After this, people should be able to install your package, with e.g.

pip install topic-modelling-tools (from regular PyPi)

pip install --index-url https://test.pypi.org/simple/topic-modelling-tools (from TestPyPi).

Note that if there are dependencies on other python packages, these packages might not be present in the TestPyPi repository, in which case pip install-ing from there might fail.

Unit tests

The basic functionality of the topicmodels library is tested by the suite of unit tests in topicmodel_tests. These can be run with the command: python setup.py test

Current status of package and distributions.

Stephen's original text-mining-tutorial package made use of GSL for faster random number generation. However, I have not yet managed to get setup.py to handle this correctly even for OSX (and it will be even more difficult to get it working on multiple platforms), so the current implementation just uses numpy.

Code has been modified in order to work in both python2 and python3 - the main changes involved were:

  • Changing xrange to range in many places.
  • Changing iteritems to items in a few places.
  • Changing map(func,list) to list(map(func,list)) in many places.

Unit tests have been written to test the reading in of a text file, the creation of the docsobj preprocessing object and some of its functionality (removing stopwords, stemming), and the creation and operation of the ldaobj sampling object.

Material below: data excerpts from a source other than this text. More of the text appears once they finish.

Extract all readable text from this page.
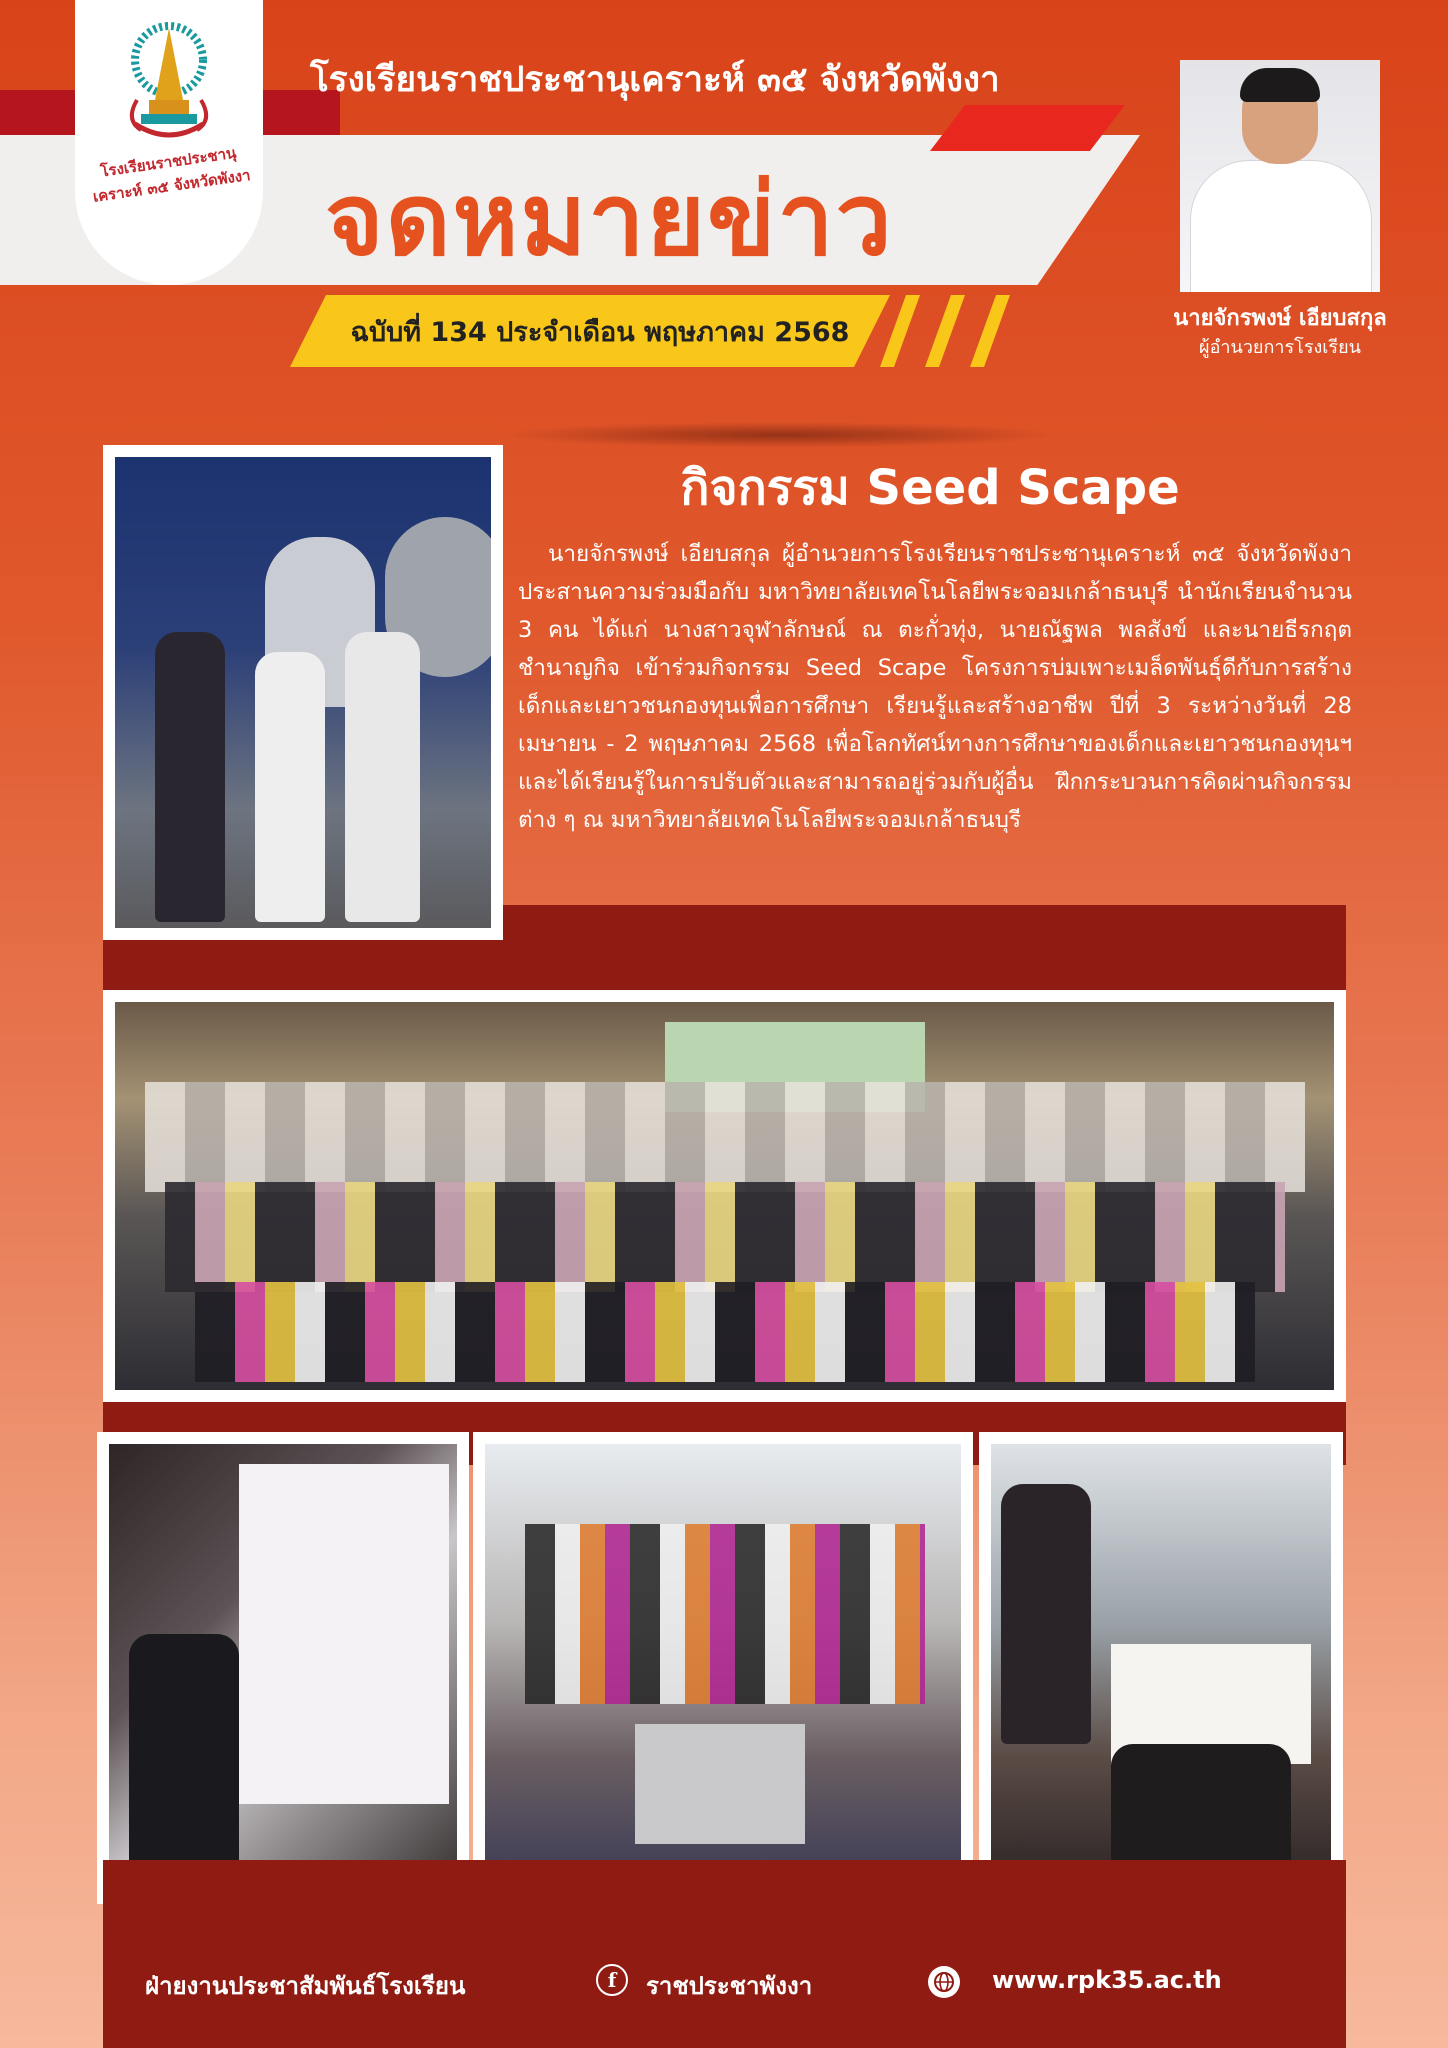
โรงเรียนราชประชานุเคราะห์ ๓๕ จังหวัดพังงา
โรงเรียนราชประชานุเคราะห์ ๓๕ จังหวัดพังงา
จดหมายข่าว
ฉบับที่ 134 ประจำเดือน พฤษภาคม 2568	นายจักรพงษ์ เอียบสกุล
ผู้อำนวยการโรงเรียน
กิจกรรม Seed Scape
นายจักรพงษ์ เอียบสกุล ผู้อำนวยการโรงเรียนราชประชานุเคราะห์ ๓๕ จังหวัดพังงา ประสานความร่วมมือกับ มหาวิทยาลัยเทคโนโลยีพระจอมเกล้าธนบุรี นำนักเรียนจำนวน 3 คน ได้แก่ นางสาวจุฬาลักษณ์ ณ ตะกั่วทุ่ง, นายณัฐพล พลสังข์ และนายธีรกฤต ชำนาญกิจ เข้าร่วมกิจกรรม Seed Scape โครงการบ่มเพาะเมล็ดพันธุ์ดีกับการสร้างเด็กและเยาวชนกองทุนเพื่อการศึกษา เรียนรู้และสร้างอาชีพ ปีที่ 3 ระหว่างวันที่ 28 เมษายน - 2 พฤษภาคม 2568 เพื่อโลกทัศน์ทางการศึกษาของเด็กและเยาวชนกองทุนฯ และได้เรียนรู้ในการปรับตัวและสามารถอยู่ร่วมกับผู้อื่น ฝึกกระบวนการคิดผ่านกิจกรรมต่าง ๆ ณ มหาวิทยาลัยเทคโนโลยีพระจอมเกล้าธนบุรี
ฝ่ายงานประชาสัมพันธ์โรงเรียน	f	ราชประชาพังงา	www.rpk35.ac.th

A "wheel" for OSX, and a source dist for other platforms, have been uploaded to PyPi. Installing via pip install has been tested on a couple of different Macs, on an Ubuntu 16.04 VM, and on a Windows Server 2016 VM. For the Windows installation, it was necessary to install the Microsoft Visual Studio C++ Compiler (to build the library from the Cython file). (Note that pip install from TestPyPi fails, as various python dependencies are not present in TestPyPi).